The decision to use real locations mattered because the people and environments around the artists directly shaped the project itself.
“It utilizes different regions of the city, nature, and people I knew from different parts of the city because they are who made this song and visual possible.”
Jake Hill handled filming, while Mario Casalini helped bridge the production between Fatal’s verses and the song’s jazz-inspired second section. Seattle electronic punk artist Karl from Flesh Producer added live drums and trumpet instrumentation that helped expand the emotional range of the record beyond traditional hip hop structure.
That collaborative approach feels important because “iGeneration” is ultimately about community more than individual stardom.
Seattle has always carried a layered musical identity. Grunge, punk, jazz, conscious rap, indie rock, experimental electronic music, and underground hip hop have all coexisted here for decades. “iGeneration” feels aware of that history while still speaking directly to younger artists navigating modern realities.

Fatal believes much of the disconnect surrounding Seattle youth culture comes from people forgetting where they came from themselves.
“The misunderstanding comes from recency bias,” he explained. “The judgmental gap is only strong because we forget to remember who we were before we grew up.”
He also acknowledged how dramatically Seattle itself has changed.
“Growth changes things,” he said. “As our population grows and new businesses are staking claim to Seattle, the communities also look different. We are a sanctuary city, a liberal petri dish in a country on the brink of war. It’s never going to be the same as it once was. The 80s and 90s are gone. We live in a different time, especially in the Northwest.”
That tension between old Seattle and new Seattle quietly hangs over the entire project.
At a time when a lot of artists are reducing songs down to short-form content moments, “iGeneration” goes in the opposite direction. The record allows space for longer storytelling, emotional transitions, and layered themes that unfold over time.
“They get to speak their mind and complete a real story,” RchoiceBelieve said about giving artists longer verses and creative room.
Fatal says when his verse arrives, he wanted listeners to feel something bigger than hopelessness.
“You are not alone,” he said. “You are beautifully created. Your life matters. Your struggle is not what defines you. This too shall pass.”

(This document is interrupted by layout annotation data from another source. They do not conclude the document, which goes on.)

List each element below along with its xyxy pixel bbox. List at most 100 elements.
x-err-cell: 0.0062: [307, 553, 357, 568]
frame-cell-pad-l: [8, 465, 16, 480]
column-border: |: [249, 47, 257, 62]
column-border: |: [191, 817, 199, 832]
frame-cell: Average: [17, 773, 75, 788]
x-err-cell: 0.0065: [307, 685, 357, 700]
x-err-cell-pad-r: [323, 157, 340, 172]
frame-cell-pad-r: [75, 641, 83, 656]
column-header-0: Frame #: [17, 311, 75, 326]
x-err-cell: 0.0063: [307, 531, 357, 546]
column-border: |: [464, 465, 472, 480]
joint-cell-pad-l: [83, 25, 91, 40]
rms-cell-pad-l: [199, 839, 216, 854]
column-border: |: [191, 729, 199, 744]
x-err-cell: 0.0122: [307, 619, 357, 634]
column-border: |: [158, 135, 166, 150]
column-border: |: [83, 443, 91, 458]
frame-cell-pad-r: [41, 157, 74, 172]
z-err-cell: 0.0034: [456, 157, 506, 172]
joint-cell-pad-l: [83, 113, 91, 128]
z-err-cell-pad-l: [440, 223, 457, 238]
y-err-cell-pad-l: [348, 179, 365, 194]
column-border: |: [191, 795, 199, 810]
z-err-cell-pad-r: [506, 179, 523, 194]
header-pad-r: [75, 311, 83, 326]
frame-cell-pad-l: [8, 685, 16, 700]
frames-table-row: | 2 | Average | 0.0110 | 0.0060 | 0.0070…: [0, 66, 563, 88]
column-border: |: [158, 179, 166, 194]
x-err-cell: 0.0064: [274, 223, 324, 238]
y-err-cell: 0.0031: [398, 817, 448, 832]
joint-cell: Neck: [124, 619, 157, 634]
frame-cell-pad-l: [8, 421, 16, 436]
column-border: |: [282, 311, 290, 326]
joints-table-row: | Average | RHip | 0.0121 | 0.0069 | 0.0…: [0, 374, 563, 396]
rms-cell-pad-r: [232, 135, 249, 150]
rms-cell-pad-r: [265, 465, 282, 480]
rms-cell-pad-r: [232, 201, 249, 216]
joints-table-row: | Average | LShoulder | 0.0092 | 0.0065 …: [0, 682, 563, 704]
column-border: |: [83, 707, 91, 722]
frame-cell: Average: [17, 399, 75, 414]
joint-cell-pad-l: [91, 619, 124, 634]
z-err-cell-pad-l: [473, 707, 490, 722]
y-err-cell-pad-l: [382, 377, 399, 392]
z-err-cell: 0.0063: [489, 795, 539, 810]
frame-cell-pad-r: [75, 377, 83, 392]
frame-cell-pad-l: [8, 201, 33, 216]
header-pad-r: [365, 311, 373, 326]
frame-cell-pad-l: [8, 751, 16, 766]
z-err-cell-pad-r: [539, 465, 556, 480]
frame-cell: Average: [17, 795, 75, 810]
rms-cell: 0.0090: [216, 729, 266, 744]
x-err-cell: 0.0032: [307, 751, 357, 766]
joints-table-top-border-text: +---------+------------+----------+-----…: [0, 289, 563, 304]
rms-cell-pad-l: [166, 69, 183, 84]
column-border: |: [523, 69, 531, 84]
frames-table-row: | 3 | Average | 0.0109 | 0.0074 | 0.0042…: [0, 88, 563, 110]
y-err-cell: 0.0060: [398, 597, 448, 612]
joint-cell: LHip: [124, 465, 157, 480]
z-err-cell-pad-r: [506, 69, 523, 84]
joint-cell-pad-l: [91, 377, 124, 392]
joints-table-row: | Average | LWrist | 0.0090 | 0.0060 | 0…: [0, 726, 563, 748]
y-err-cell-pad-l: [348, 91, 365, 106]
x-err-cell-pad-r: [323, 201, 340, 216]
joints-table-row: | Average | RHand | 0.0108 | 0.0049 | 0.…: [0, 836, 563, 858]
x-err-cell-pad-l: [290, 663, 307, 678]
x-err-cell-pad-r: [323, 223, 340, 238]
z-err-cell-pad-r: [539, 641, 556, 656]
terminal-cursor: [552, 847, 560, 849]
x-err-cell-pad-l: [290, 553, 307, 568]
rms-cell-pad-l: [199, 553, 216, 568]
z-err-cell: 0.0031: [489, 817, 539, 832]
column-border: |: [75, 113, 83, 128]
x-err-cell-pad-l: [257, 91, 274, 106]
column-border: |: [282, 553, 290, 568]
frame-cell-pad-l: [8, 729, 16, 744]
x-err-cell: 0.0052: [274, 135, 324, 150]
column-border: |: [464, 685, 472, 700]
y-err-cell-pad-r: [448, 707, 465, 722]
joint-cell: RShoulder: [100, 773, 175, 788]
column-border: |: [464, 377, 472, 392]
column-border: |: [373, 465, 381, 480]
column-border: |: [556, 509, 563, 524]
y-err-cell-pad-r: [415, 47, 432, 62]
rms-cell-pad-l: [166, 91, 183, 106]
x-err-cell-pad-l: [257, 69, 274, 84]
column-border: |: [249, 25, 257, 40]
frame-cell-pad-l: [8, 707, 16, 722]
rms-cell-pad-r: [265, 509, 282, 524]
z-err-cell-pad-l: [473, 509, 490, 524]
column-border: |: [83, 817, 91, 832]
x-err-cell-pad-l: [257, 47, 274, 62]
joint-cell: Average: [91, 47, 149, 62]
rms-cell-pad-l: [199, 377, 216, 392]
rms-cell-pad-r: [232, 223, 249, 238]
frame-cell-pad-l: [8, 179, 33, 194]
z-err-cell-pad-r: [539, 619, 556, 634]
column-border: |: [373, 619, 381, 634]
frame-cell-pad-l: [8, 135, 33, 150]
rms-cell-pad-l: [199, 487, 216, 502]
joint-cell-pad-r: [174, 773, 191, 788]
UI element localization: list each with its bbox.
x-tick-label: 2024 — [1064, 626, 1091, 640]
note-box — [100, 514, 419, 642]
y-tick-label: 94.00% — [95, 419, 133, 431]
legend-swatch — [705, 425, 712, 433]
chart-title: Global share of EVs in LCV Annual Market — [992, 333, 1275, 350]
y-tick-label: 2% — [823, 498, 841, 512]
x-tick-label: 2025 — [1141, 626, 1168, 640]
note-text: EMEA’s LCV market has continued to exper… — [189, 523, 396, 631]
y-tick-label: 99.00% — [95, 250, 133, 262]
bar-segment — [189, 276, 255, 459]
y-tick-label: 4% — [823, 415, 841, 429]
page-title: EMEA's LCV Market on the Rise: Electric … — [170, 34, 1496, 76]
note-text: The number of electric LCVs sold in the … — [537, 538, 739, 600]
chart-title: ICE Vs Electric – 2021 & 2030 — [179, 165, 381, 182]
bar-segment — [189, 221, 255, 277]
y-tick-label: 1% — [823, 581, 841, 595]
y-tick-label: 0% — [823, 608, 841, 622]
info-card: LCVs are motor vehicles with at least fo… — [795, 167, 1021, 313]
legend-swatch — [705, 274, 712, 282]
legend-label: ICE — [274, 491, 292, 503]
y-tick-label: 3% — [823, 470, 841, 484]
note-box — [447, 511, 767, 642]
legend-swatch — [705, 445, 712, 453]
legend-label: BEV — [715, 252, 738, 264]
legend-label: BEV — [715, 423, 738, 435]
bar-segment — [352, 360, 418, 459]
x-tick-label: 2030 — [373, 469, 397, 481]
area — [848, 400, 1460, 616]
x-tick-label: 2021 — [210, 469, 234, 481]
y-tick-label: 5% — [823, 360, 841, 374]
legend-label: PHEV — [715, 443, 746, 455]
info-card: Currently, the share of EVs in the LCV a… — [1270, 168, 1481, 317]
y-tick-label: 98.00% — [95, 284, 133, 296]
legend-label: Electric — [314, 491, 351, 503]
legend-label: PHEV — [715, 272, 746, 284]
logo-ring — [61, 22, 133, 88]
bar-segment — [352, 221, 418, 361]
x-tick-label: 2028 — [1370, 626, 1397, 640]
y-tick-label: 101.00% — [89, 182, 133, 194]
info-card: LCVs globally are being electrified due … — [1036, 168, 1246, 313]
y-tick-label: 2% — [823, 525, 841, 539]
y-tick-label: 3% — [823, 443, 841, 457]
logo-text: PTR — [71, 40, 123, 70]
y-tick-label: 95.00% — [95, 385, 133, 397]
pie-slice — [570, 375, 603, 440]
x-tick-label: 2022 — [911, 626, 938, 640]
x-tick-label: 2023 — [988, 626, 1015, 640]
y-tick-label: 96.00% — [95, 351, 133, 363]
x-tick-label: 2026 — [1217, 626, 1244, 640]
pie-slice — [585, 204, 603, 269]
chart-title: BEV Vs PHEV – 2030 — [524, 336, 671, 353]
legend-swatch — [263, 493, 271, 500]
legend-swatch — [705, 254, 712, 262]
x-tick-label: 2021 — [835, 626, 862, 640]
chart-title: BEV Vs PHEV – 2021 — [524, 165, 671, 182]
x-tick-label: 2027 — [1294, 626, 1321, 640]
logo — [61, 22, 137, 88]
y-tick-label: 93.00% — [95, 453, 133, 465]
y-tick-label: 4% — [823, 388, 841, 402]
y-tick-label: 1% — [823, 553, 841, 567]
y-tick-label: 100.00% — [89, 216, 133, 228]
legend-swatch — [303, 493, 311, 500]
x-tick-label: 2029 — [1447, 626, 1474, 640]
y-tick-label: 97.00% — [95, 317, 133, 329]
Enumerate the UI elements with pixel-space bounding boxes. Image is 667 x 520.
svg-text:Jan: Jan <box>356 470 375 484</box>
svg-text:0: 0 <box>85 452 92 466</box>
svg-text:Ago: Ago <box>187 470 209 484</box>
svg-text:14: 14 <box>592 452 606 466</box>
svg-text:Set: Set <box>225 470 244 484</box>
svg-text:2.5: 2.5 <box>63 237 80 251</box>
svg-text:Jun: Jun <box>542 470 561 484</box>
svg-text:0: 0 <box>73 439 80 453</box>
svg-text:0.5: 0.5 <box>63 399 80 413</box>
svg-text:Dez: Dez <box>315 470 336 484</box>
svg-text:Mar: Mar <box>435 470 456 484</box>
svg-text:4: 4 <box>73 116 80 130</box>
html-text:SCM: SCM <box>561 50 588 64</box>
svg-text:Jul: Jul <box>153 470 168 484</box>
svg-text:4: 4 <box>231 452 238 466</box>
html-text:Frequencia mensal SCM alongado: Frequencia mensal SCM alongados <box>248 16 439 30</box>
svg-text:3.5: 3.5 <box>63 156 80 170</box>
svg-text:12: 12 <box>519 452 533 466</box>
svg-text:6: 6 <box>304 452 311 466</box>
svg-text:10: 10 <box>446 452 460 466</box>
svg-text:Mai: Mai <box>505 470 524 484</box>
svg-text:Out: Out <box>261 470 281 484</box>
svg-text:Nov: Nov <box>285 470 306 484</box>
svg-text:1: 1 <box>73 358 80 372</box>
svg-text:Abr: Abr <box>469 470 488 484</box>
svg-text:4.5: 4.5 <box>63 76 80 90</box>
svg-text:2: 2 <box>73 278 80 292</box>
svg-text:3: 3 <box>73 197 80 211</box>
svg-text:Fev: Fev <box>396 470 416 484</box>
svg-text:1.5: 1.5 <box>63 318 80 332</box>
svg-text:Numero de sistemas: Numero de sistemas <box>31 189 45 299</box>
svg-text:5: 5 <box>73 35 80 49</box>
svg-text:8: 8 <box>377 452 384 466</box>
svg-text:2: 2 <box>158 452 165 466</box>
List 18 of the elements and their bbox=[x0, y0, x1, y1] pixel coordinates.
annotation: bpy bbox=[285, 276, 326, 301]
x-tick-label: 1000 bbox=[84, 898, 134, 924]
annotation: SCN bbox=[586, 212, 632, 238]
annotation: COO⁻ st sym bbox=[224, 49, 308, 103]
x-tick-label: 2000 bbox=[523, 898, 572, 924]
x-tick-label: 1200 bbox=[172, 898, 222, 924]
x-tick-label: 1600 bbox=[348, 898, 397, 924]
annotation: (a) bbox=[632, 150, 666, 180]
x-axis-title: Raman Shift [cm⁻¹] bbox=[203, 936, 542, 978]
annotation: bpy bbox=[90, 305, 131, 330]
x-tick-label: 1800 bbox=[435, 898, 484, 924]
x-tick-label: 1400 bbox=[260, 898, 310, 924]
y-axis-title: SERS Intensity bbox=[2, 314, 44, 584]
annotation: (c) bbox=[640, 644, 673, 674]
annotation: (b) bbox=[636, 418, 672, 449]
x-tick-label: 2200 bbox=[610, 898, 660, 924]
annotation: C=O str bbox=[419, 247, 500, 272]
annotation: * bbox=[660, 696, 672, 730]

He believes real change starts internally before it ever reaches politics or institutions.
RchoiceBelieve Featuring Fatal Lucciauno – iGeneration
“This generation will be one of resilience and change,” Fatal said. “But the revolution has to start within you, not the politicians and government.”
Then, laughing, he added one final thought:
“Also that I can really rap.”
That balance of seriousness, spirituality, humor, pain, and confidence is ultimately what makes “iGeneration” stand out. The record feels grounded in real conversations, real environments, and real people instead of manufactured internet aesthetics.
And while “iGeneration” leans heavily into social reflection and protest-inspired storytelling, RchoiceBelieve says his next wave of music continues expanding emotionally and creatively rather than staying trapped in one lane.
One upcoming record, titled “YML,” explores the perspective of a soldier returning from war while also touching on the experience of being Peruvian-American during the unrest and riots that shaped many American cities in the early 2020s.
“YML is a solo song where I sing and do one rap verse,” he explained. “The video has some Neo and Matrix movie influence. I made that with the same group of hip hop producers.”
Even with the heavier themes across records like “iGeneration” and “YML,” RchoiceBelieve says balance still matters creatively.
“But on the real,” he laughed, “we got some summer fun songs, non-protesty, on the way.”